A quelle parole Wanda aveva poggiato due dita sotto il mento di Barton obbligandolo così a guardarla dritto negli occhi. Era pienamente convinta di ciò che stava per dire e di questo se n’è accorto anche l’uomo.

“Pietro ha scelto di salvare te e quel bambino prima che...”

Non aveva concluso la frase.

“Non ero lì presente, ma conosco mio fratello, posso immaginarlo mentre vi sorride nel vedervi sani e salvi. Lo stesso vale per Natasha. Da Sokovia fino a prima dello Schiocco posso assicurarti che fosse la persona più testarda che abbia mai conosciuto. Non lo dava a vedere, ma riusciva spesso a far vertere le scelte che prendevamo verso di lei, verso ciò che voleva. Ha scelto di disertare il suo Paese per seguire te. Ha scelto di diventare una ricercata per salvare Steve e Bucky e sono certa che sempre lei abbia preso l’ultima decisione. Non ti avrebbe mai permesso di fare il contrario. Era fatta così. E posso assicurarti che anche lei avrà avuto quel sorriso soddisfatto che aveva mio fratello.”

Clint aveva annuito asciugandosi l’ultima lacrima che aveva tentato la fuga dai suoi occhi e lo stesso aveva fatto Wanda che per non cedere aveva emesso un sospiro profondo per riprendere il controllo. 

L’agente Maximoff aveva fatto scoccare la lingua e riservato al biondo un’espressione gli aveva messo i brividi. Aveva cercato qualcosa in una delle tasche della sua divisa. Il cellulare che aveva estratto era ancora spento così, dopo aver atteso qualche istante che si accendesse. L’aveva passato a Barton che prima si era concentrato su di esso per poi riconsegnarlo alla mora. Aveva scosso la testa.

“Devi rispondere a Ross. È da dodici giorni ormai che prova a contattarti. Alla fine ha chiamato anche me, non ho idea del perché avesse il mio numero.”

“Non esiste. Ho fatto l’errore di ascoltare uno dei suoi messaggi in segreteria. Non posso farlo. Non riesco nemmeno a liberarmi di quell’immagine, del suo ‘va tutto bene’ che mi perseguita e della sua presa che si allenta prima di cadere. Non posso, non ce la faccio.”

“Fossi in te ascolterei l’ultimo messaggio di Isaiah. So che fa male, ma se non lo fai tu, sono certa che prima o poi te ne pentirai. Se lei ha voluto così ci sarà un motivo, ce n’è sempre uno.”
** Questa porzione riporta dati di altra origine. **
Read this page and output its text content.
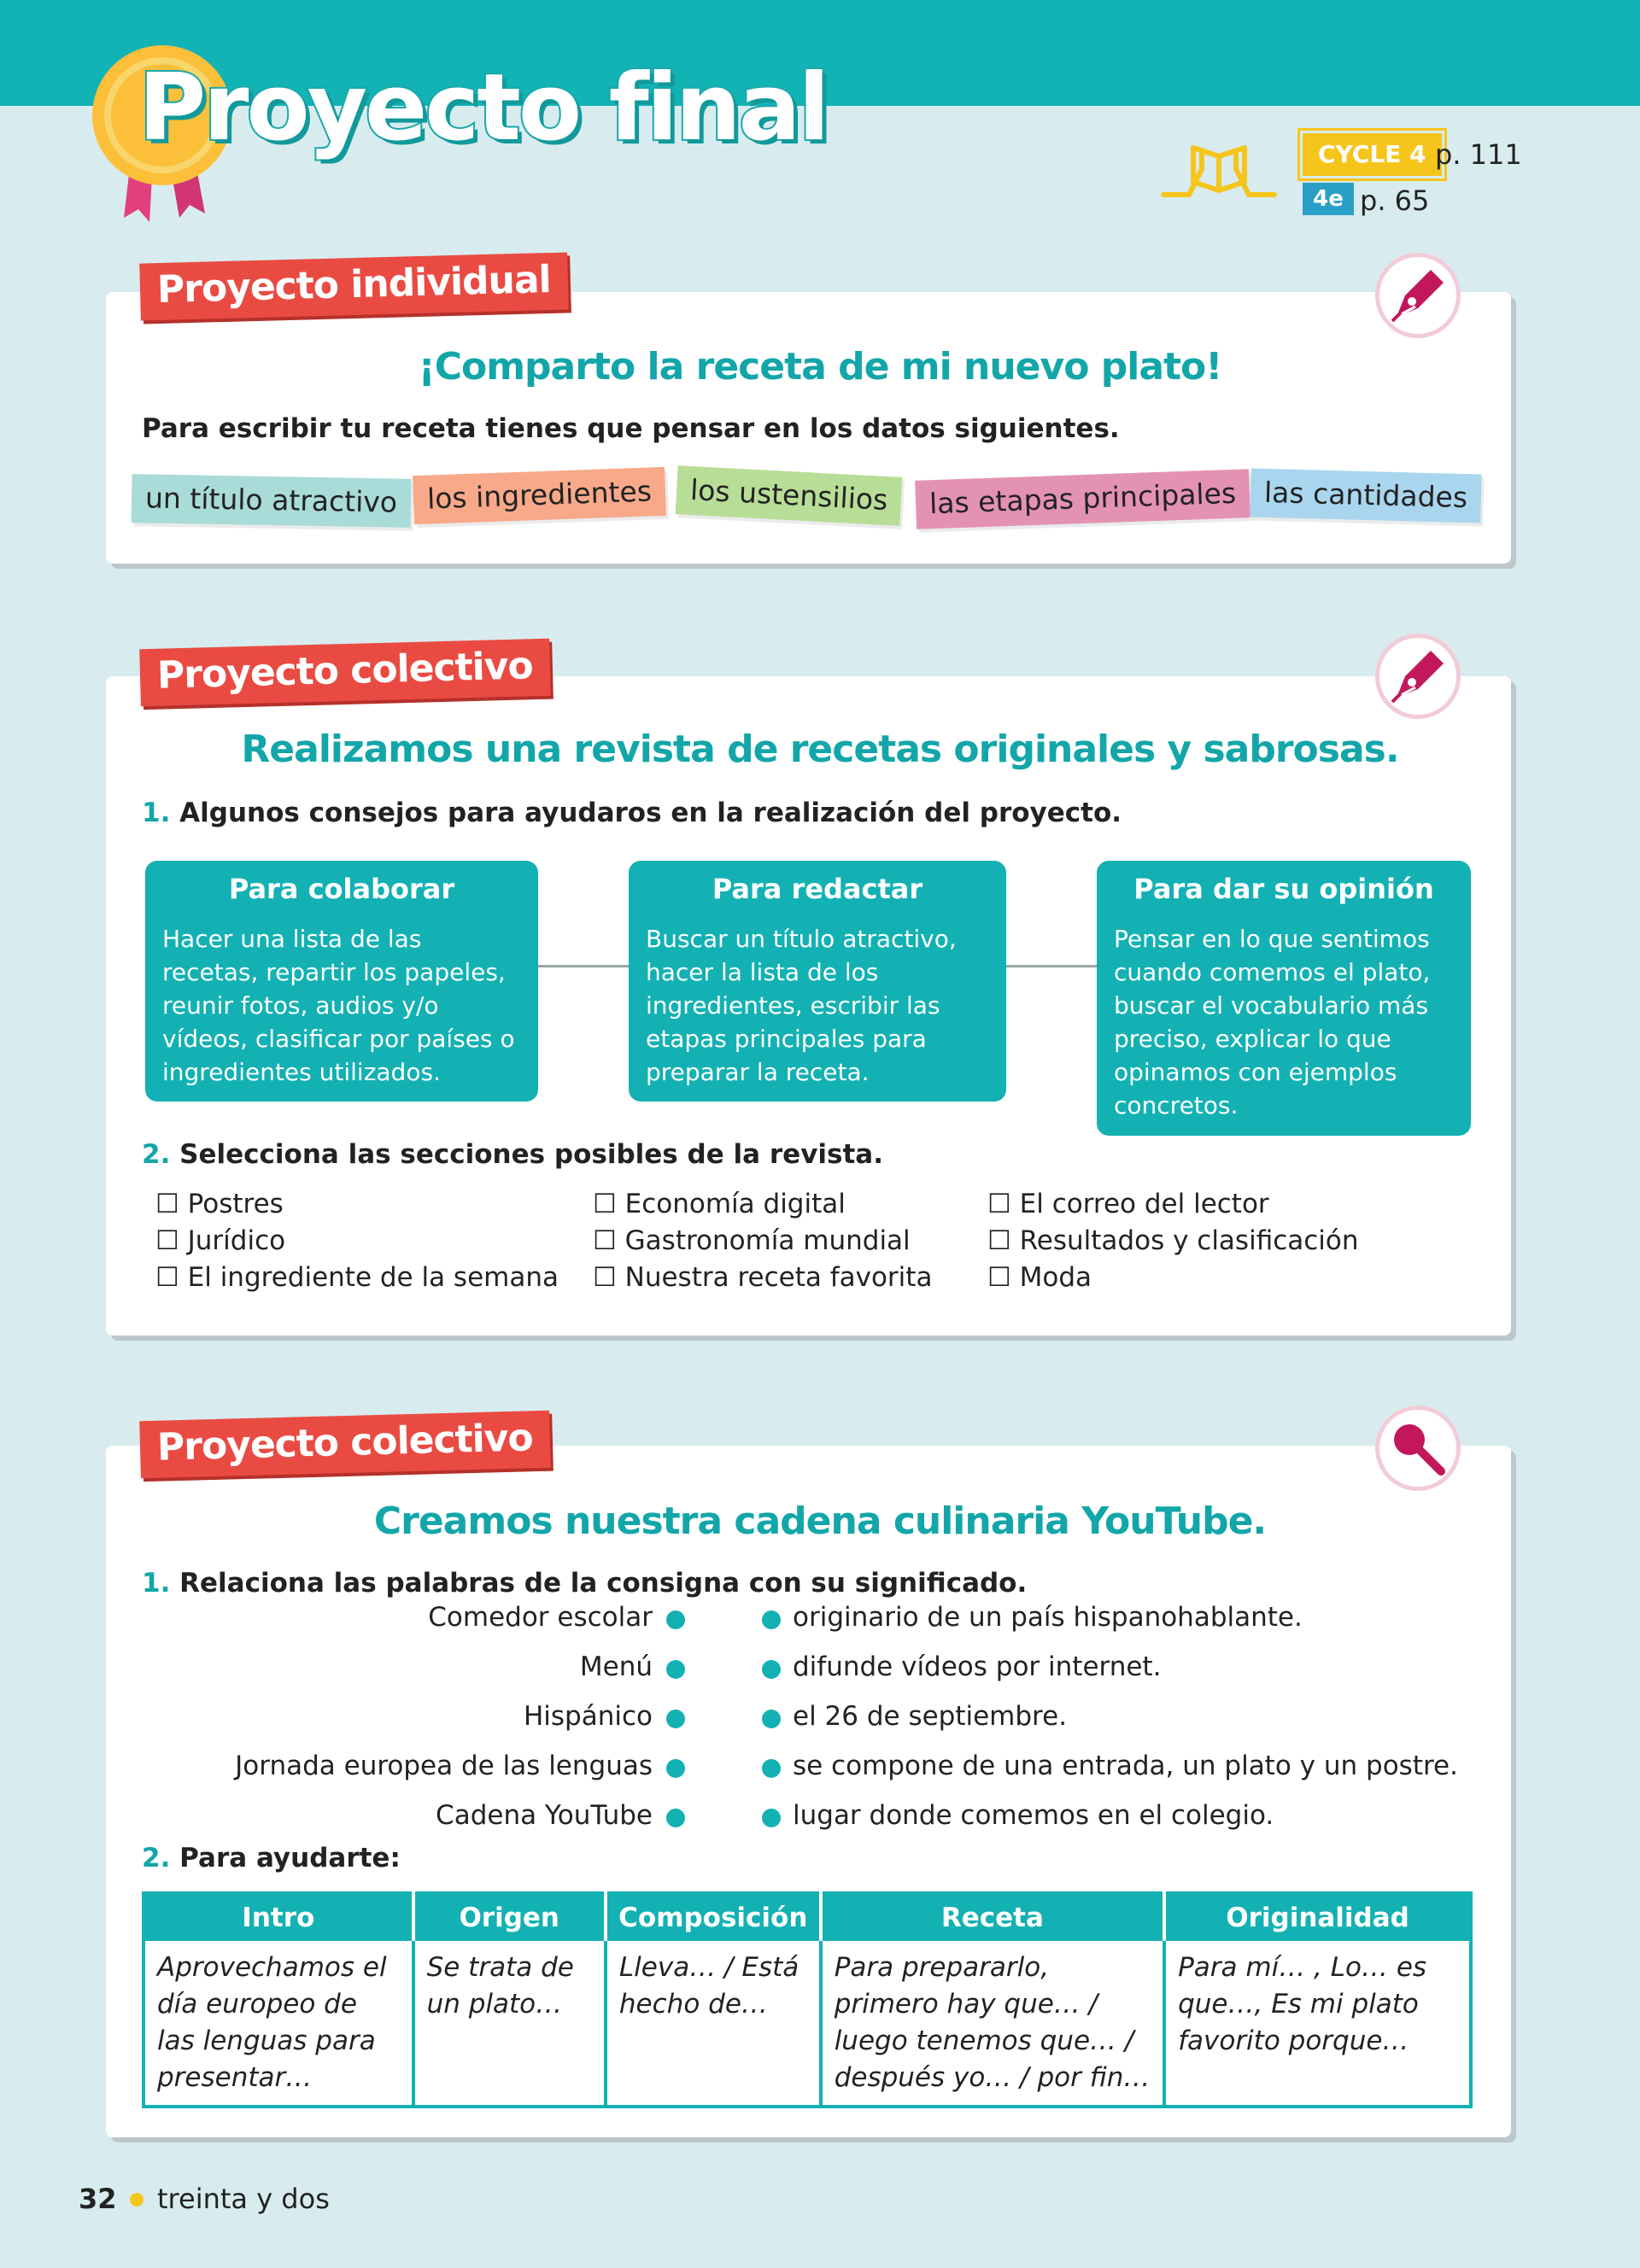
Proyecto final	CYCLE 4 p. 111
4e p. 65
Proyecto individual
¡Comparto la receta de mi nuevo plato!
Para escribir tu receta tienes que pensar en los datos siguientes.
un título atractivo	los ingredientes	los ustensilios	las etapas principales las cantidades
Proyecto colectivo
Realizamos una revista de recetas originales y sabrosas.
1. Algunos consejos para ayudaros en la realización del proyecto.
Para colaborar

Hacer una lista de las recetas, repartir los papeles, reunir fotos, audios y/o vídeos, clasificar por países o ingredientes utilizados.

Para redactar

Buscar un título atractivo, hacer la lista de los ingredientes, escribir las etapas principales para preparar la receta.

Para dar su opinión

Pensar en lo que sentimos cuando comemos el plato, buscar el vocabulario más preciso, explicar lo que opinamos con ejemplos concretos.

2. Selecciona las secciones posibles de la revista.
☐ Postres
☐ Jurídico
☐ El ingrediente de la semana
☐ Economía digital
☐ Gastronomía mundial
☐ Nuestra receta favorita
☐ El correo del lector
☐ Resultados y clasificación
☐ Moda
Proyecto colectivo
Creamos nuestra cadena culinaria YouTube.
1. Relaciona las palabras de la consigna con su significado.
Comedor escolar	originario de un país hispanohablante.
Menú	difunde vídeos por internet.
Hispánico	el 26 de septiembre.
Jornada europea de las lenguas	se compone de una entrada, un plato y un postre.
Cadena YouTube	lugar donde comemos en el colegio.
2. Para ayudarte:
Intro	Origen	Composición	Receta	Originalidad
Aprovechamos el día europeo de las lenguas para presentar…	Se trata de un plato…	Lleva… / Está hecho de…	Para prepararlo, primero hay que… / luego tenemos que… / después yo… / por fin…	Para mí… , Lo… es que…, Es mi plato favorito porque…
32 treinta y dos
Clint aveva sbuffato prima di afferrare il cellulare e nasconderlo in tasca.

“Non ti prometto nulla.”

L’agente Maximoff aveva sorriso. Si era poi alzata e aveva attivato nuovamente l’auricolare che aveva iniziato a gracchiare, segno che qualcuno stava cercando di contattarla.
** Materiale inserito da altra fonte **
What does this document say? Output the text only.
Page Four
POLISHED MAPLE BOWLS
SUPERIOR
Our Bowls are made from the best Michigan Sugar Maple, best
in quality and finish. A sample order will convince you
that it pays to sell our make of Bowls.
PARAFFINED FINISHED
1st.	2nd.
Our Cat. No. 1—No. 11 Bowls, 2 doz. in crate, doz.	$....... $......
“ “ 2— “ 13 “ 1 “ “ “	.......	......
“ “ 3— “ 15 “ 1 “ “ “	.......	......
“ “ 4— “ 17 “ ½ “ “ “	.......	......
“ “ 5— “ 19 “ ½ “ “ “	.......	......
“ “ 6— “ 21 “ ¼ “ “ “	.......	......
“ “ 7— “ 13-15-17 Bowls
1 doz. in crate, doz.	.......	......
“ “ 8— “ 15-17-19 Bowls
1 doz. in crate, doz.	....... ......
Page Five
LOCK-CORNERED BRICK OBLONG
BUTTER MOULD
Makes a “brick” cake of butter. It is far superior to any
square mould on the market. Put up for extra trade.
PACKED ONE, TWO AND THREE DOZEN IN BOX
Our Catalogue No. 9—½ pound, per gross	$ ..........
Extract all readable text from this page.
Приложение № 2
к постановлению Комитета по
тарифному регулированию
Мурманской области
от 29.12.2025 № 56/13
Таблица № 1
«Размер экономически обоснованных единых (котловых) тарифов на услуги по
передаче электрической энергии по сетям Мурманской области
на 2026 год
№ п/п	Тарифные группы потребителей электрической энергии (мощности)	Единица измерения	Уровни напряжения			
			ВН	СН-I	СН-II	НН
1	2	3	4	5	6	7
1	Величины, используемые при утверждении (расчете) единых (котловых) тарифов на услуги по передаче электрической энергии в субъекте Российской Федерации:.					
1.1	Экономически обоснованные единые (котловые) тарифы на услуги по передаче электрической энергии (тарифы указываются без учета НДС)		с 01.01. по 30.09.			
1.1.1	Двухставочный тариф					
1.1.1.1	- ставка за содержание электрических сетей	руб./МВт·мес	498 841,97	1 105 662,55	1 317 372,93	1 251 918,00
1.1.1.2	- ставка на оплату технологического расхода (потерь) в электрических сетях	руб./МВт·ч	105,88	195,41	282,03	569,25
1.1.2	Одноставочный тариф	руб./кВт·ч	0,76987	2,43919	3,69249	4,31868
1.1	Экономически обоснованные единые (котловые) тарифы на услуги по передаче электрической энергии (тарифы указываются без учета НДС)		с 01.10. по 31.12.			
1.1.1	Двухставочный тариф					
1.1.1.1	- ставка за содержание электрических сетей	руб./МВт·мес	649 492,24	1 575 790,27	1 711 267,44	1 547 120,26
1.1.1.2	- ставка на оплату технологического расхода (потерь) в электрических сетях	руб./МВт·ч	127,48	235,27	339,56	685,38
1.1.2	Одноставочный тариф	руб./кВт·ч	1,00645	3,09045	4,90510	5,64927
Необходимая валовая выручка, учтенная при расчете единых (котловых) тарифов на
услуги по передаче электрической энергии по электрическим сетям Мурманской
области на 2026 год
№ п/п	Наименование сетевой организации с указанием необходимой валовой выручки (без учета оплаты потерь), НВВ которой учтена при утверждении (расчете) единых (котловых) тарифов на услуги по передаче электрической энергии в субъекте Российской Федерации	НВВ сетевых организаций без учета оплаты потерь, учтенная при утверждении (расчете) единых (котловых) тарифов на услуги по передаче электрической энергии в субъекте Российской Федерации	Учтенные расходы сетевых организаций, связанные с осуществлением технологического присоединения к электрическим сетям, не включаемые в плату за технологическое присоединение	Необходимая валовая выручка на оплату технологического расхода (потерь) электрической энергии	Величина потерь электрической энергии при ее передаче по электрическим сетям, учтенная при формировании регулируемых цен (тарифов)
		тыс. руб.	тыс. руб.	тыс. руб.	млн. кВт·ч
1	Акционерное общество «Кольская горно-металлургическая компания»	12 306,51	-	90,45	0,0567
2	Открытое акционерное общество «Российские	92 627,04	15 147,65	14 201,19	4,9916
“Maria? Sì sì Perry è già diretto da voi, è sul Quinjet con Palicki e Blood, io farò ritorno con la mia auto. D’accordo, domani il rapporto della missione sarà sulla tua scrivania. Agli ordini Direttrice Hill.”
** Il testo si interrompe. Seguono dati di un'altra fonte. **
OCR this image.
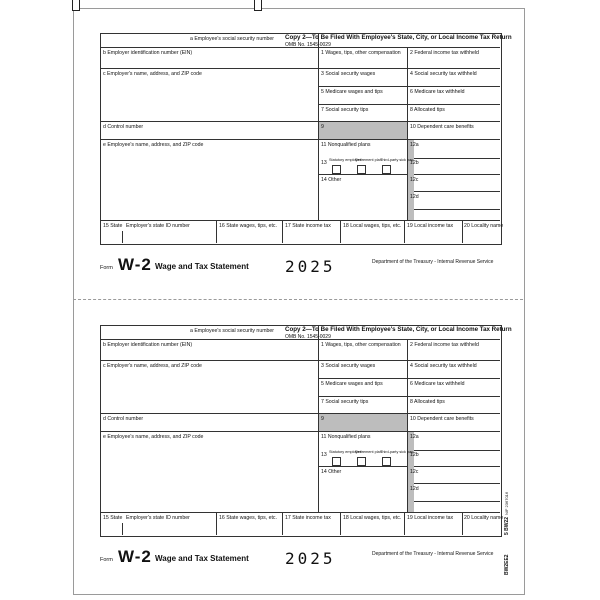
a Employee's social security number Copy 2—To Be Filed With Employee's State, City, or Local Income Tax Return
OMB No. 1545-0029
b Employer identification number (EIN)
c Employer's name, address, and ZIP code
d Control number
e Employee's name, address, and ZIP code
1 Wages, tips, other compensation 2 Federal income tax withheld
3 Social security wages	4 Social security tax withheld
5 Medicare wages and tips	6 Medicare tax withheld
7 Social security tips	8 Allocated tips
9	10 Dependent care benefits
11 Nonqualified plans	12a
12b
12c
12d
13 Statutory employee
Retirement plan
Third-party sick pay
14 Other
15 State Employer's state ID number	16 State wages, tips, etc. 17 State income tax 18 Local wages, tips, etc. 19 Local income tax 20 Locality name
Form W-2 Wage and Tax Statement 2025	Department of the Treasury - Internal Revenue Service
a Employee's social security number Copy 2—To Be Filed With Employee's State, City, or Local Income Tax Return
OMB No. 1545-0029
b Employer identification number (EIN)
c Employer's name, address, and ZIP code
d Control number
e Employee's name, address, and ZIP code
1 Wages, tips, other compensation 2 Federal income tax withheld
3 Social security wages	4 Social security tax withheld
5 Medicare wages and tips	6 Medicare tax withheld
7 Social security tips	8 Allocated tips
9	10 Dependent care benefits
11 Nonqualified plans	12a
12b
12c
12d
13 Statutory employee
Retirement plan
Third-party sick pay
14 Other
15 State Employer's state ID number	16 State wages, tips, etc. 17 State income tax 18 Local wages, tips, etc. 19 Local income tax 20 Locality name
Form W-2 Wage and Tax Statement 2025	Department of the Treasury - Internal Revenue Service
BW2EE2
5 BW22
N/F 2367016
Barton aveva sentito la mora rispondere ad una qualche richiesta di Maria, ma non aveva ascoltato veramente. Infine, non prima di averlo salutato con un leggero bacio sulla guancia, Wanda aveva varcato la soglia della stanza numero 607 del motel Emerson. Pochi minuti più tardi, dopo aver rimesso la katana al sicuro nella custodia, anche Ronin aveva seguito le sue orme.